Introduction: Atrial fibrillation (afib) patients are often prescribed anticoagulants to reduce stroke risk. Recently, NOACs have begun to supplant warfarin because of faster onset/offset of effects and purportedly lower hemorrhage risk. This study compares the efficacy of NOACs vs. warfarin in preventing ischemic stroke and hemorrhages.
Hypothesis: We hypothesize a lower incidence of both ischemic stroke and hemorrhaging among afib patients taking NOACs than among those on warfarin because of the simpler NOAC dosing.

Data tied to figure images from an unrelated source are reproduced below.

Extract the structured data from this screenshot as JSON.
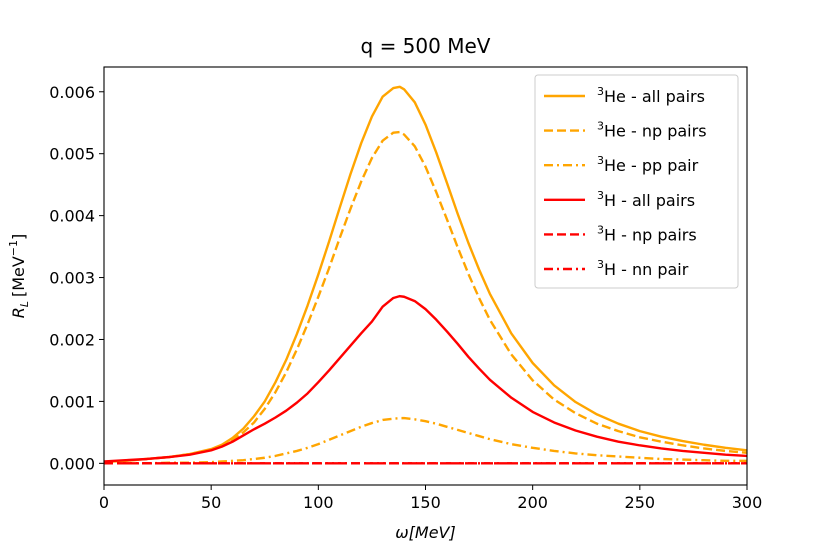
{
  "chart_data": {
    "type": "line",
    "title": "q = 500 MeV",
    "xlabel": "ω[MeV]",
    "ylabel_main": "R",
    "ylabel_sub": "L",
    "ylabel_unit": "[MeV",
    "ylabel_exp": "−1",
    "ylabel_close": "]",
    "xlim": [
      0,
      300
    ],
    "ylim": [
      -0.00035,
      0.0064
    ],
    "xticks": [
      0,
      50,
      100,
      150,
      200,
      250,
      300
    ],
    "yticks": [
      0.0,
      0.001,
      0.002,
      0.003,
      0.004,
      0.005,
      0.006
    ],
    "xtick_labels": [
      "0",
      "50",
      "100",
      "150",
      "200",
      "250",
      "300"
    ],
    "ytick_labels": [
      "0.000",
      "0.001",
      "0.002",
      "0.003",
      "0.004",
      "0.005",
      "0.006"
    ],
    "x": [
      0,
      10,
      20,
      30,
      40,
      50,
      55,
      60,
      65,
      70,
      75,
      80,
      85,
      90,
      95,
      100,
      105,
      110,
      115,
      120,
      125,
      130,
      135,
      138,
      140,
      145,
      150,
      155,
      160,
      165,
      170,
      175,
      180,
      190,
      200,
      210,
      220,
      230,
      240,
      250,
      260,
      270,
      280,
      290,
      300
    ],
    "series": [
      {
        "name": "all pairs",
        "prefix": "3",
        "nucleus": "He",
        "color": "#FFA500",
        "dash": "solid",
        "values": [
          2e-05,
          4e-05,
          7e-05,
          0.0001,
          0.00015,
          0.00023,
          0.0003,
          0.00041,
          0.00056,
          0.00076,
          0.001,
          0.00131,
          0.00167,
          0.00209,
          0.00255,
          0.00305,
          0.00358,
          0.00413,
          0.00467,
          0.00517,
          0.0056,
          0.00592,
          0.00606,
          0.00608,
          0.00604,
          0.00583,
          0.00547,
          0.00502,
          0.00453,
          0.00403,
          0.00356,
          0.00313,
          0.00274,
          0.0021,
          0.00162,
          0.00126,
          0.00099,
          0.00079,
          0.00064,
          0.00052,
          0.00043,
          0.00036,
          0.0003,
          0.00025,
          0.00021
        ]
      },
      {
        "name": "np pairs",
        "prefix": "3",
        "nucleus": "He",
        "color": "#FFA500",
        "dash": "dashed",
        "values": [
          2e-05,
          4e-05,
          7e-05,
          0.0001,
          0.00015,
          0.00022,
          0.00028,
          0.00038,
          0.0005,
          0.00066,
          0.00088,
          0.00115,
          0.00147,
          0.00184,
          0.00225,
          0.00269,
          0.00315,
          0.00364,
          0.00411,
          0.00455,
          0.00493,
          0.00521,
          0.00534,
          0.00535,
          0.00531,
          0.00512,
          0.00479,
          0.00438,
          0.00394,
          0.00349,
          0.00306,
          0.00267,
          0.00232,
          0.00176,
          0.00134,
          0.00103,
          0.00081,
          0.00064,
          0.00052,
          0.00042,
          0.00035,
          0.00029,
          0.00024,
          0.0002,
          0.00017
        ]
      },
      {
        "name": "pp pair",
        "prefix": "3",
        "nucleus": "He",
        "color": "#FFA500",
        "dash": "dashdot",
        "values": [
          0.0,
          0.0,
          0.0,
          1e-05,
          1e-05,
          2e-05,
          3e-05,
          4e-05,
          5e-05,
          7e-05,
          9e-05,
          0.00012,
          0.00016,
          0.0002,
          0.00025,
          0.00031,
          0.00038,
          0.00045,
          0.00052,
          0.00059,
          0.00065,
          0.0007,
          0.00072,
          0.00073,
          0.00073,
          0.00071,
          0.00068,
          0.00064,
          0.00059,
          0.00054,
          0.00049,
          0.00044,
          0.00039,
          0.00031,
          0.00025,
          0.0002,
          0.00016,
          0.00013,
          0.00011,
          9e-05,
          7e-05,
          6e-05,
          5e-05,
          4e-05,
          4e-05
        ]
      },
      {
        "name": "all pairs",
        "prefix": "3",
        "nucleus": "H",
        "color": "#FF0000",
        "dash": "solid",
        "values": [
          3e-05,
          5e-05,
          7e-05,
          0.0001,
          0.00014,
          0.00021,
          0.00027,
          0.00035,
          0.00045,
          0.00055,
          0.00064,
          0.00074,
          0.00085,
          0.00098,
          0.00113,
          0.00131,
          0.0015,
          0.0017,
          0.0019,
          0.0021,
          0.00229,
          0.00253,
          0.00267,
          0.0027,
          0.00269,
          0.00262,
          0.00249,
          0.00232,
          0.00213,
          0.00193,
          0.00172,
          0.00153,
          0.00135,
          0.00106,
          0.00083,
          0.00066,
          0.00053,
          0.00043,
          0.00035,
          0.00029,
          0.00024,
          0.0002,
          0.00017,
          0.00014,
          0.00012
        ]
      },
      {
        "name": "np pairs",
        "prefix": "3",
        "nucleus": "H",
        "color": "#FF0000",
        "dash": "dashed",
        "values": [
          0.0,
          0.0,
          0.0,
          0.0,
          0.0,
          0.0,
          0.0,
          0.0,
          0.0,
          0.0,
          0.0,
          0.0,
          0.0,
          0.0,
          0.0,
          0.0,
          0.0,
          0.0,
          0.0,
          0.0,
          0.0,
          0.0,
          0.0,
          0.0,
          0.0,
          0.0,
          0.0,
          0.0,
          0.0,
          0.0,
          0.0,
          0.0,
          0.0,
          0.0,
          0.0,
          0.0,
          0.0,
          0.0,
          0.0,
          0.0,
          0.0,
          0.0,
          0.0,
          0.0,
          0.0
        ]
      },
      {
        "name": "nn pair",
        "prefix": "3",
        "nucleus": "H",
        "color": "#FF0000",
        "dash": "dashdot",
        "values": [
          0.0,
          0.0,
          0.0,
          0.0,
          0.0,
          0.0,
          0.0,
          0.0,
          0.0,
          0.0,
          0.0,
          0.0,
          0.0,
          0.0,
          0.0,
          0.0,
          0.0,
          0.0,
          0.0,
          0.0,
          0.0,
          0.0,
          0.0,
          0.0,
          0.0,
          0.0,
          0.0,
          0.0,
          0.0,
          0.0,
          0.0,
          0.0,
          0.0,
          0.0,
          0.0,
          0.0,
          0.0,
          0.0,
          0.0,
          0.0,
          0.0,
          0.0,
          0.0,
          0.0,
          0.0
        ]
      }
    ],
    "legend": {
      "position": "top-right",
      "separator": " - "
    },
    "grid": false
  }
}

Methods: Records of 5593 afib patients on a NOAC and 5796 patients on warfarin were obtained from St. David’s HealthCare hospitals (Austin, TX). The relative incidence of both ischemic and hemorrhagic strokes (as well as all other non-traumatic hemorrhages) among these patients was compared using Fisher’s tests. In order to establish that patients prescribed warfarin vs. NOACs do not differ according to confounding risk factors, demographic characteristics and medical histories were compared using t-tests.

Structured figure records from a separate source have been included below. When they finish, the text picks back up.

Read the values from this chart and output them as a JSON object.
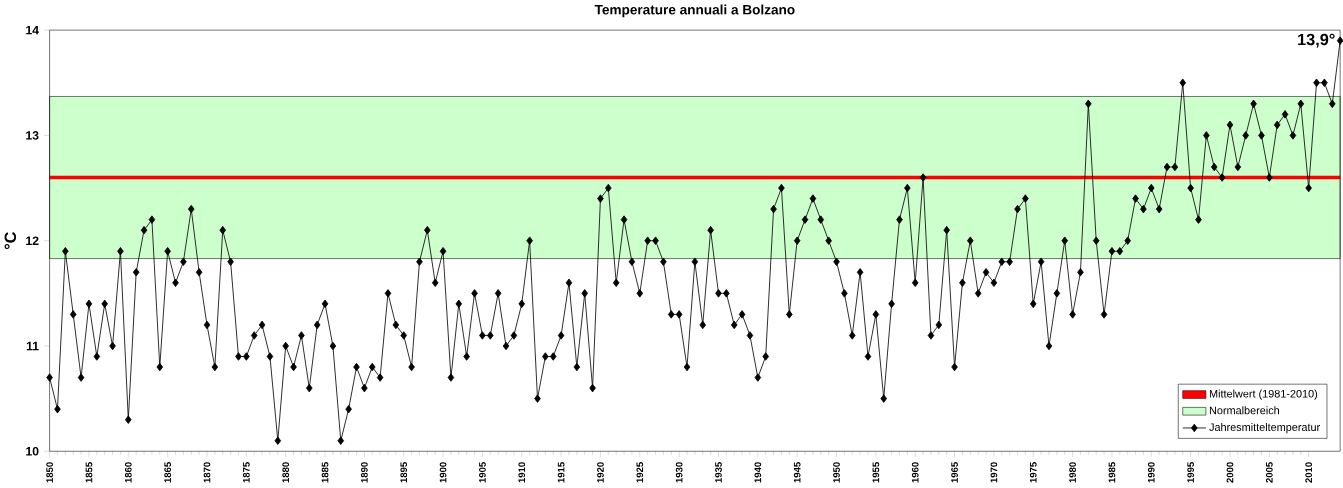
{
  "chart_data": {
    "type": "line",
    "title": "Temperature annuali a Bolzano",
    "ylabel": "°C",
    "x": [
      1850,
      1851,
      1852,
      1853,
      1854,
      1855,
      1856,
      1857,
      1858,
      1859,
      1860,
      1861,
      1862,
      1863,
      1864,
      1865,
      1866,
      1867,
      1868,
      1869,
      1870,
      1871,
      1872,
      1873,
      1874,
      1875,
      1876,
      1877,
      1878,
      1879,
      1880,
      1881,
      1882,
      1883,
      1884,
      1885,
      1886,
      1887,
      1888,
      1889,
      1890,
      1891,
      1892,
      1893,
      1894,
      1895,
      1896,
      1897,
      1898,
      1899,
      1900,
      1901,
      1902,
      1903,
      1904,
      1905,
      1906,
      1907,
      1908,
      1909,
      1910,
      1911,
      1912,
      1913,
      1914,
      1915,
      1916,
      1917,
      1918,
      1919,
      1920,
      1921,
      1922,
      1923,
      1924,
      1925,
      1926,
      1927,
      1928,
      1929,
      1930,
      1931,
      1932,
      1933,
      1934,
      1935,
      1936,
      1937,
      1938,
      1939,
      1940,
      1941,
      1942,
      1943,
      1944,
      1945,
      1946,
      1947,
      1948,
      1949,
      1950,
      1951,
      1952,
      1953,
      1954,
      1955,
      1956,
      1957,
      1958,
      1959,
      1960,
      1961,
      1962,
      1963,
      1964,
      1965,
      1966,
      1967,
      1968,
      1969,
      1970,
      1971,
      1972,
      1973,
      1974,
      1975,
      1976,
      1977,
      1978,
      1979,
      1980,
      1981,
      1982,
      1983,
      1984,
      1985,
      1986,
      1987,
      1988,
      1989,
      1990,
      1991,
      1992,
      1993,
      1994,
      1995,
      1996,
      1997,
      1998,
      1999,
      2000,
      2001,
      2002,
      2003,
      2004,
      2005,
      2006,
      2007,
      2008,
      2009,
      2010,
      2011,
      2012,
      2013,
      2014
    ],
    "series": [
      {
        "name": "Jahresmitteltemperatur",
        "color": "#000000",
        "values": [
          10.7,
          10.4,
          11.9,
          11.3,
          10.7,
          11.4,
          10.9,
          11.4,
          11.0,
          11.9,
          10.3,
          11.7,
          12.1,
          12.2,
          10.8,
          11.9,
          11.6,
          11.8,
          12.3,
          11.7,
          11.2,
          10.8,
          12.1,
          11.8,
          10.9,
          10.9,
          11.1,
          11.2,
          10.9,
          10.1,
          11.0,
          10.8,
          11.1,
          10.6,
          11.2,
          11.4,
          11.0,
          10.1,
          10.4,
          10.8,
          10.6,
          10.8,
          10.7,
          11.5,
          11.2,
          11.1,
          10.8,
          11.8,
          12.1,
          11.6,
          11.9,
          10.7,
          11.4,
          10.9,
          11.5,
          11.1,
          11.1,
          11.5,
          11.0,
          11.1,
          11.4,
          12.0,
          10.5,
          10.9,
          10.9,
          11.1,
          11.6,
          10.8,
          11.5,
          10.6,
          12.4,
          12.5,
          11.6,
          12.2,
          11.8,
          11.5,
          12.0,
          12.0,
          11.8,
          11.3,
          11.3,
          10.8,
          11.8,
          11.2,
          12.1,
          11.5,
          11.5,
          11.2,
          11.3,
          11.1,
          10.7,
          10.9,
          12.3,
          12.5,
          11.3,
          12.0,
          12.2,
          12.4,
          12.2,
          12.0,
          11.8,
          11.5,
          11.1,
          11.7,
          10.9,
          11.3,
          10.5,
          11.4,
          12.2,
          12.5,
          11.6,
          12.6,
          11.1,
          11.2,
          12.1,
          10.8,
          11.6,
          12.0,
          11.5,
          11.7,
          11.6,
          11.8,
          11.8,
          12.3,
          12.4,
          11.4,
          11.8,
          11.0,
          11.5,
          12.0,
          11.3,
          11.7,
          13.3,
          12.0,
          11.3,
          11.9,
          11.9,
          12.0,
          12.4,
          12.3,
          12.5,
          12.3,
          12.7,
          12.7,
          13.5,
          12.5,
          12.2,
          13.0,
          12.7,
          12.6,
          13.1,
          12.7,
          13.0,
          13.3,
          13.0,
          12.6,
          13.1,
          13.2,
          13.0,
          13.3,
          12.5,
          13.5,
          13.5,
          13.3,
          13.9
        ]
      }
    ],
    "xlim": [
      1850,
      2014
    ],
    "ylim": [
      10,
      14
    ],
    "xticks": [
      1850,
      1855,
      1860,
      1865,
      1870,
      1875,
      1880,
      1885,
      1890,
      1895,
      1900,
      1905,
      1910,
      1915,
      1920,
      1925,
      1930,
      1935,
      1940,
      1945,
      1950,
      1955,
      1960,
      1965,
      1970,
      1975,
      1980,
      1985,
      1990,
      1995,
      2000,
      2005,
      2010
    ],
    "yticks": [
      10,
      11,
      12,
      13,
      14
    ],
    "ref_lines": [
      {
        "axis": "y",
        "value": 12.6,
        "label": "Mittelwert (1981-2010)",
        "color": "#ff0000"
      }
    ],
    "bands": [
      {
        "axis": "y",
        "from": 11.83,
        "to": 13.37,
        "label": "Normalbereich",
        "color": "#ccffcc"
      }
    ],
    "annotations": [
      {
        "text": "13,9°",
        "x": 2014,
        "y": 13.9
      }
    ],
    "legend": "bottom right",
    "marker": "diamond"
  }
}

Results: There is significantly higher (Odds Ratio = 2.43, p <0.001) ischemic stroke incidence among patients taking NOACs. In contrast, hemorrhages generally (OR = 0.844, p=0.003) and hemorrhagic strokes in particular (OR = 0.21, p < 0.001) are much less frequent in patients taking NOACs. There was no significant difference between patients on warfarin and NOACs with respect to age. There is a higher proportion (54%) of male patients on NOACs, but no gender bias in the warfarin population. Patients on NOACs have a higher frequency of hypertension (OR = 6.6, p < 0.001) and of diabetes (OR = 2.3, p < 0.001).

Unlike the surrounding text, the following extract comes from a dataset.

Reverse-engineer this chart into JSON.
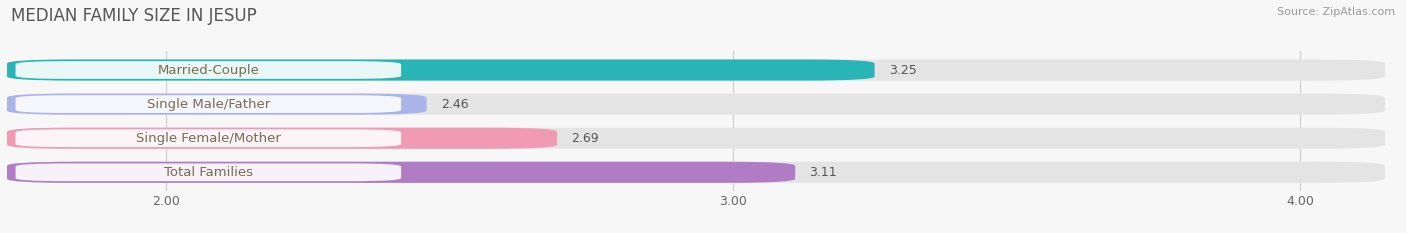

Conclusions: NOAC use is associated with a much lower risk of hemorrhaging (especially hemorrhagic stroke), but with a significantly higher ischemic stroke risk than warfarin. The results indicate that simpler dose control with NOACs can mitigate the risk of hemorrhages, at the cost of being less effective at preventing embolisms among afib patients. These findings suggest that closer monitoring of patients taking NOACs for ischemic stroke risk may be warranted.